Even from the covers, people can tell my books are different. They don't have meaningless one or two word titles like "Hard Impact" or "Final Conflict" and pictures of tiny stick figures in shadows that look like mannequins surrounded by random explosions. My book descriptions don't have any of the ten buzz phrases people are accustomed to seeing in a book description which say everything and nothing ("full of twists and turns which will keep you glued to your seat!")

And my books are about many different topics. As a result, my books will never be as popular as yours. People want predictability. They want same-ness. They want books with numbers in the title. They feel a fantasy novel can only be "epic" if it's hard to understand and a struggle to read. They want their WW II stories to be filled with stories of grunting space marines firing laser machine guns and throwing laser grenades on enemy positions. They want to read story after story after story about America turned into a desert wasteland filled with zombie mutants.

My stories, on the other hand, simply confuse them. They are about many different topics. There are no laser machine guns blazing away in page after page of meaningless battles between characters we have no reason to care about. My characters definitely are not politically correct. They may not even believe in man-made global warming or fifty four genders.

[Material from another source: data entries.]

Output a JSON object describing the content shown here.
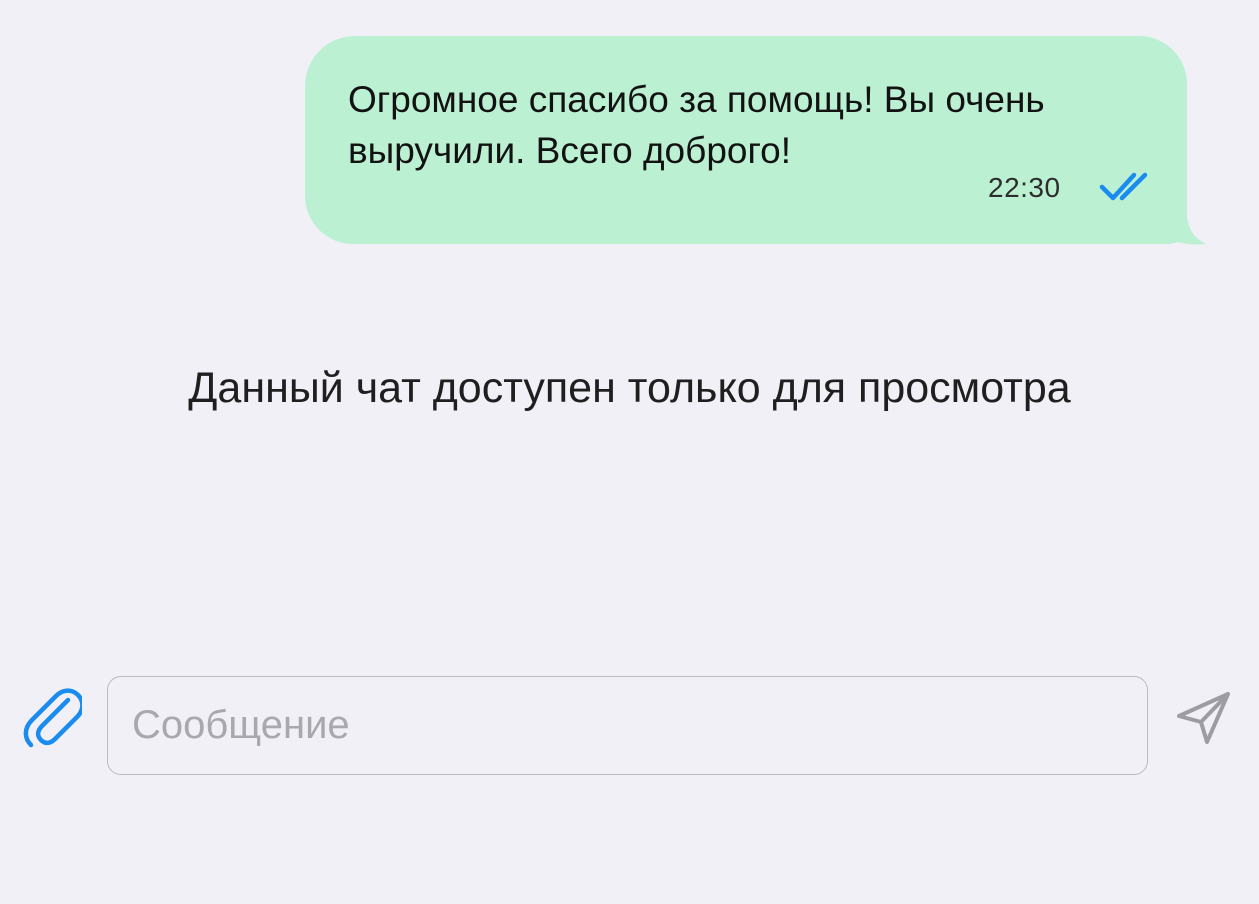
{
  "message": {
    "text": "Огромное спасибо за помощь! Вы очень выручили. Всего доброго!",
    "time": "22:30",
    "status_icon": "double-check-icon",
    "bubble_color": "#bcf0d3",
    "check_color": "#1a8cf0"
  },
  "notice": {
    "text": "Данный чат доступен только для просмотра"
  },
  "composer": {
    "placeholder": "Сообщение",
    "attach_icon": "paperclip-icon",
    "send_icon": "send-icon",
    "attach_color": "#1a8cf0",
    "send_color": "#9c9ca2"
  },
  "background_color": "#f1f0f6"
}
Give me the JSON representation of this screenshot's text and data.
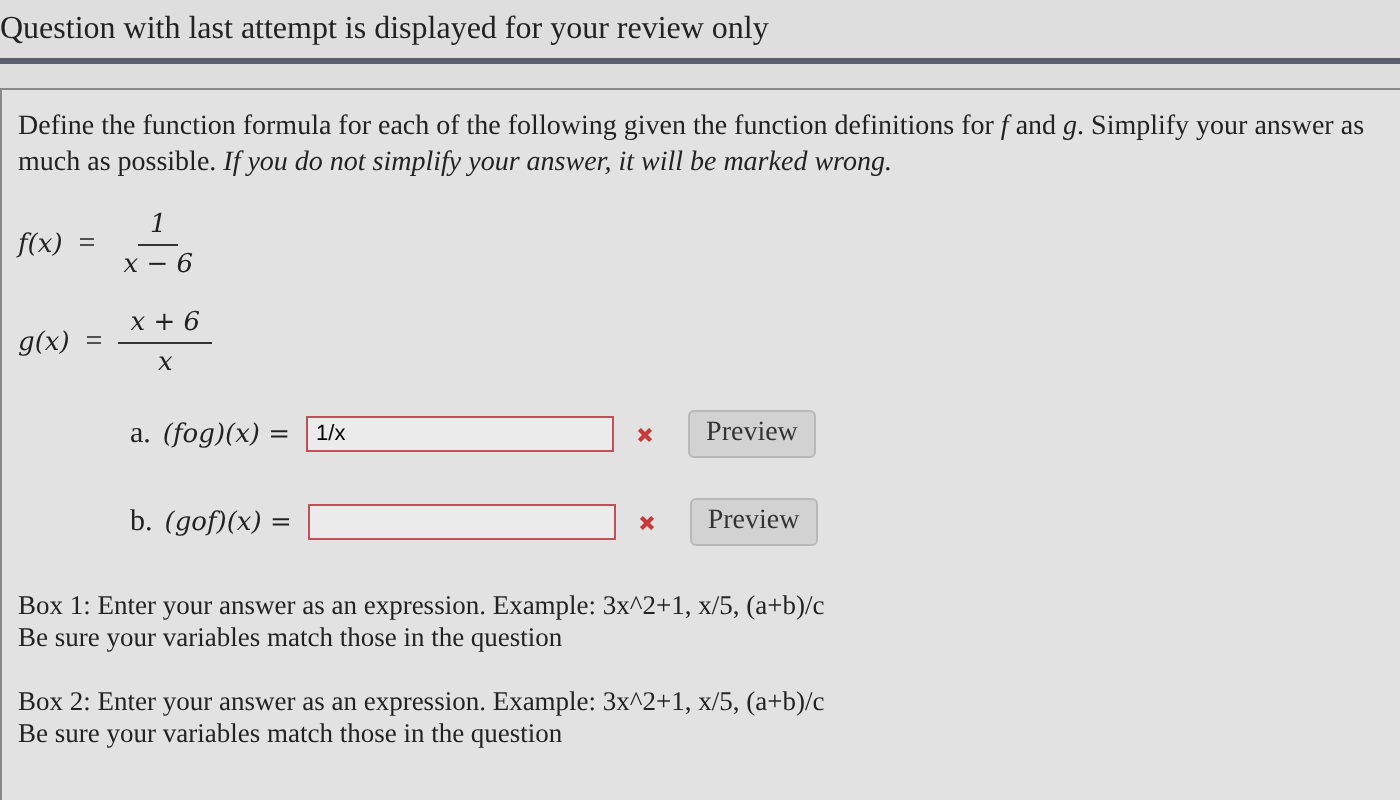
{
  "heading": "Question with last attempt is displayed for your review only",
  "problem": {
    "intro": "Define the function formula for each of the following given the function definitions for *f* and *g*. Simplify your answer as much as possible. *If you do not simplify your answer, it will be marked wrong.*",
    "definitions": [
      {
        "lhs": "f(x)",
        "eq": "=",
        "numerator": "1",
        "denominator": "x − 6"
      },
      {
        "lhs": "g(x)",
        "eq": "=",
        "numerator": "x + 6",
        "denominator": "x"
      }
    ],
    "answers": [
      {
        "label": "a.",
        "expression": "(fog)(x) =",
        "value": "1/x",
        "correct": false,
        "button": "Preview"
      },
      {
        "label": "b.",
        "expression": "(gof)(x) =",
        "correct": false,
        "button": "Preview"
      }
    ],
    "notes": [
      {
        "lines": [
          "Box 1: Enter your answer as an expression. Example: 3x^2+1, x/5, (a+b)/c",
          "Be sure your variables match those in the question"
        ]
      },
      {
        "lines": [
          "Box 2: Enter your answer as an expression. Example: 3x^2+1, x/5, (a+b)/c",
          "Be sure your variables match those in the question"
        ]
      }
    ]
  }
}
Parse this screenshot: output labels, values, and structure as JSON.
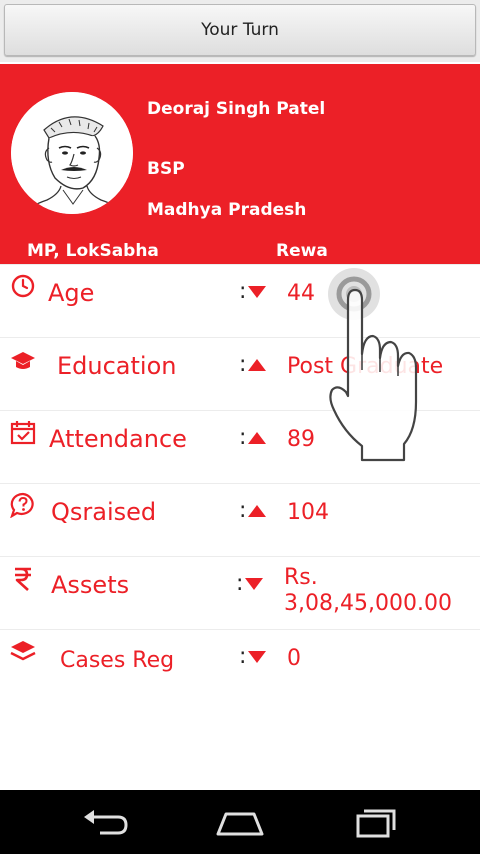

Even WORSE, women are actually attracted to men in my stories and they are not always fighting gender wars with each other (which infuriates the cultural marxists, because to show a sensual woman, in their mind, is to degrade her--women are only to be portrayed from the neck up, in their new unbending manifesto).

And that is why I will never sell as many books as you do.

Thanks so much for that, by the way. You should feel proud that you have lowered an entire genre to mediocrity.

It amazes me that I see all these things I describe above and none of you... none of you do. It's like living on a planet of blind painters, and I'm the only one whose noticed that you ran out of paint a long, long time ago.